Es sind Bilder des Alltags, die aktuell so erstaunen, weil sie für die
meisten Menschen mitten in der dritten Welle alles andere als Alltag sind.
Die Bilder sind Ausdruck jenes schwäbischen Stolzes, der sich auch im
Landesspruch artikuliert: ‚Mir kennet älles außer Hochdeitsch‘ – und in
Tübinga kennet sie jetzt au Normalität!
Nun ist es aber so, dass auch in Tübingen, wo man derzeit gegen einen
negativen Coronatest [1][einkaufen und gastronomisch speisen kann], die
Infektionszahlen steigen: Zuletzt hat sich die Inzidenz innerhalb weniger
Tage [2][fast verdoppelt], [3][am Mittwoch lag sie bei 89,6], im
[4][Landkreis Tübingen] am Donnerstag bei über 131.
Palmer äußerte sich dazu [5][bei einem Onlinetalk]: Dass die Zahlen
hochgingen, heiße nicht, dass man in Tübingen schlecht sei, denn sie gingen
ja auch woanders hoch. Das Tübinger Modell stehe aber trotzdem unter Druck.

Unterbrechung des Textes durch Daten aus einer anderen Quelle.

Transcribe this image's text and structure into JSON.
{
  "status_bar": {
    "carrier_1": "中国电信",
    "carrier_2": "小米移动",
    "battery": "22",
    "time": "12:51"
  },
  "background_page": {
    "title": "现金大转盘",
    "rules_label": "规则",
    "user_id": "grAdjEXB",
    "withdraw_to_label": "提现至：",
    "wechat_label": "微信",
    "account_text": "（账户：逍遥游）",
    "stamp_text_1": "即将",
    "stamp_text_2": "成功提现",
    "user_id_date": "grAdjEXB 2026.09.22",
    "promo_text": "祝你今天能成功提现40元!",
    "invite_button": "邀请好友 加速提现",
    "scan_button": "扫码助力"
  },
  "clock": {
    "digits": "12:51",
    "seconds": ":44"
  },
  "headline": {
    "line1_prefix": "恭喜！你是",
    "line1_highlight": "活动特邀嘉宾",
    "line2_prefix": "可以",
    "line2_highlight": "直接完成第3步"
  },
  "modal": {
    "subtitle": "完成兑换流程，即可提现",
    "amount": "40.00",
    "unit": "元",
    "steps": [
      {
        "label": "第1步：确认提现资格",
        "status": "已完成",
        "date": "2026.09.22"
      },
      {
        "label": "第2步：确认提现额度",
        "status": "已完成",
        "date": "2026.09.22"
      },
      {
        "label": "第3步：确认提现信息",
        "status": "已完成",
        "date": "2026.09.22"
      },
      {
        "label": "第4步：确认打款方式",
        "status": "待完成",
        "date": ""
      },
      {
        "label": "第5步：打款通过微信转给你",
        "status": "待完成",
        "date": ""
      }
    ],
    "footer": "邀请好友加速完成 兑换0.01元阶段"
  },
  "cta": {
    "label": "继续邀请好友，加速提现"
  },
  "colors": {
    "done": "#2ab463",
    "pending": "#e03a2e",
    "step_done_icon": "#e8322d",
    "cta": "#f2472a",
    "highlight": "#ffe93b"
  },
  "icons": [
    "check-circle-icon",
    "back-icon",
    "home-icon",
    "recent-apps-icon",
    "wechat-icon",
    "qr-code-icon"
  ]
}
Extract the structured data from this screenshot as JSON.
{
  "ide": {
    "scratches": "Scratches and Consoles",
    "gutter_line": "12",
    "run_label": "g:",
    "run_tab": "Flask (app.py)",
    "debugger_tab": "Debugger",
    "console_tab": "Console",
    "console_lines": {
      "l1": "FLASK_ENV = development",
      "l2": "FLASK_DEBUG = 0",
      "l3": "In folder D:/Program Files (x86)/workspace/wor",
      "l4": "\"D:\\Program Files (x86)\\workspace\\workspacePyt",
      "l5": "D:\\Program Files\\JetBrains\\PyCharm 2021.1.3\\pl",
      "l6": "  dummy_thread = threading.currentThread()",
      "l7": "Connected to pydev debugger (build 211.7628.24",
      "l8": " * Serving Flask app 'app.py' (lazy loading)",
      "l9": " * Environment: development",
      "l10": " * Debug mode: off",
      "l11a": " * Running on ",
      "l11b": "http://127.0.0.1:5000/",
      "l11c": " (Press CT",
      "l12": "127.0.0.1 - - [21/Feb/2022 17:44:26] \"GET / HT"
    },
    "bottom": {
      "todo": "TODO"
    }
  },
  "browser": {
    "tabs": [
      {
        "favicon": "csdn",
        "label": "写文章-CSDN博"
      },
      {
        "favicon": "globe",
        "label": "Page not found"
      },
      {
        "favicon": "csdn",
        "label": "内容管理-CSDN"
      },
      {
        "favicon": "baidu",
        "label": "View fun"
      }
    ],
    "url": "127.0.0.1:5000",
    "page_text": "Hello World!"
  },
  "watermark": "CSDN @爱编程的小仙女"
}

## Schuld sind immer die Anderen
Und daran liegt es wohl, dass Palmer für das drohende Ende seines
Modellprojekts schon mal vorsorglich die Schuldigen nannte: Die erhöhte
Inzidenz gehe auch auf einen Ausbruch in einer Erstaufnahmestelle für
Geflüchtete zurück. Außerdem beklagte er sich über junge Menschen, die
abends in der Stadt Party machten.
Hier zeigt sich der Geist des Tübinger Sonderwegs: Saufen und speisen
sollen nur jene, die sich das bei der örtlichen Gastronomie leisten können;
wer dies auf altstädtischen Treppen tut, der sabotiert die Freiheit der
Anständigen. Um diese Externalisierung der Verantwortung abzusichern, nennt
man dann noch die Flüchtlinge. Während woanders durchgehalten wird,
bekommen konsumfreudige Tübinger ihr exklusives Ticket in die Freiheit im
Sinne des Bürgermeisters. Die Widersprüche dieses Freiheitsverständnisses
löst man mit Verweis auf die anderen auf.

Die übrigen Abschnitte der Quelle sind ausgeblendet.